Amy Winehouse - BEST LIVE - Back To Black

aq martine 0022

Je l’ai vue, incandescente flamme, devenue son. Je l’ai vue, tu me l’as montrée. Je l’ai vue à travers tes yeux et j’ai vu ce que tu as vu, O.
Son corps en possession ondulant. Ses bras, ses jambes animés de vie propre. De vie ? De mouvements autonomes, comme si un marionnettiste géant avait perdu la tête.
Son visage  presqu’extatique. Dans un au-delà de la vie. Dans une visitation par son art. L’ange de feu de la musique entré en elle à son corps consentant. Allumée par un son venu du fond des temps, un son vivant, à l’intensité chauffée à blanc.

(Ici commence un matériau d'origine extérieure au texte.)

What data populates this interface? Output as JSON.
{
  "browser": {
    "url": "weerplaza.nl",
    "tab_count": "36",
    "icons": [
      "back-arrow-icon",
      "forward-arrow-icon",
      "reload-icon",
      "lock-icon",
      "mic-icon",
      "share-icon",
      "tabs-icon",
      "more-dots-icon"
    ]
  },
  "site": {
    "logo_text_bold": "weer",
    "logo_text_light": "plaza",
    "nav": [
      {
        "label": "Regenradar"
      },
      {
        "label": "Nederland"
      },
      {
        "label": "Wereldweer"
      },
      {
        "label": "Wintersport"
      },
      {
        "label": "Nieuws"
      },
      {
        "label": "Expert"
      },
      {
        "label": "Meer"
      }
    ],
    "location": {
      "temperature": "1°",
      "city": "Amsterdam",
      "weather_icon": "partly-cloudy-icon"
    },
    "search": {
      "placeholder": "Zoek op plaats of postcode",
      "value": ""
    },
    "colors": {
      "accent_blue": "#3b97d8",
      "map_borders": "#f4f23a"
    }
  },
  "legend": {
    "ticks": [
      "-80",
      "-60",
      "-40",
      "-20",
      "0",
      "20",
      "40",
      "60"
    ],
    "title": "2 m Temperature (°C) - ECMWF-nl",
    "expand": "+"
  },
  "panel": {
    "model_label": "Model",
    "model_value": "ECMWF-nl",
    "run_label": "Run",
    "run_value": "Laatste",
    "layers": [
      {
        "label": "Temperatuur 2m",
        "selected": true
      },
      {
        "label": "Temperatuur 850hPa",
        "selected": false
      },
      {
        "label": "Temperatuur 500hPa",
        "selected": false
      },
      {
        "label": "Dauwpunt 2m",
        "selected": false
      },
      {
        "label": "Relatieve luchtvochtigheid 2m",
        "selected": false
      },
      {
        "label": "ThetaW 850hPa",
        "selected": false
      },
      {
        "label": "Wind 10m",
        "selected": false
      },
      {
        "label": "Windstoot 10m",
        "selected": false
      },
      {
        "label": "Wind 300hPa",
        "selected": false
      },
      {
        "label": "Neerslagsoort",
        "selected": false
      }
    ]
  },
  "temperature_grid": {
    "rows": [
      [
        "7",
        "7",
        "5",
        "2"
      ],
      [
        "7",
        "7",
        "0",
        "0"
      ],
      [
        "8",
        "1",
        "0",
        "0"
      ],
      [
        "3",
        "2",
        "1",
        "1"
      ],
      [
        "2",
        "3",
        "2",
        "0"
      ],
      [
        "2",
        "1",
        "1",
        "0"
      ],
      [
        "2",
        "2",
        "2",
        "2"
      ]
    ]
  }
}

Le feu lorsqu’il reste trop longtemps au contact du métal le transforme en liquide. Mutation et passage par des gammes de couleur des plus étonnantes. Du rouge flamboyant en passant par toutes les nuances d’orangé, pour atteindre l’or du jaune et enfin ce blanc si lumineux qu’il devient pure lumière.
Le vil métal des entrailles de la terre est ainsi magnifié par le feu qui révèle son potentiel à porter la lumière.
Mais le métal perd sa nature froide et sombre.
Une femme, une voix, devenue liquide. Brûlée, consumée, un corps prétexte, un corps, si maigre, un corps liane, désarticulé, un visage sans sourire, des yeux à la Modigliani, entièrement tournés vers l’intérieur, vers ce visiteur, le son, qui a pris possession du corps.

A ce degré d’intensité, comment faire un pas encore ? Où retrouver la joie ? Comment supporter le fade, l’insigne, ce vide que le quotidien ne comble jamais plus ? Il semble que rien n’a plus de sens. Plus rien d’autre que ça, ce feu, ce feu qui nourrit et qui brûle, s’alimentant de la vie de celle/celui qu’il brûle.
Le feu n’a pas d’état d’âme. Sa nature est de brûler.
Rester tiède ou se laisser brûler. Tel est le dilemme de la passion.

Et pourtant la vie nous veut vivant.
Vivant mais vive flamme.
Trouver le chemin au-dessus du brasier. Se laisser consumer tout en restant vivant…
Marcher sur le pont. Et devenir le pont.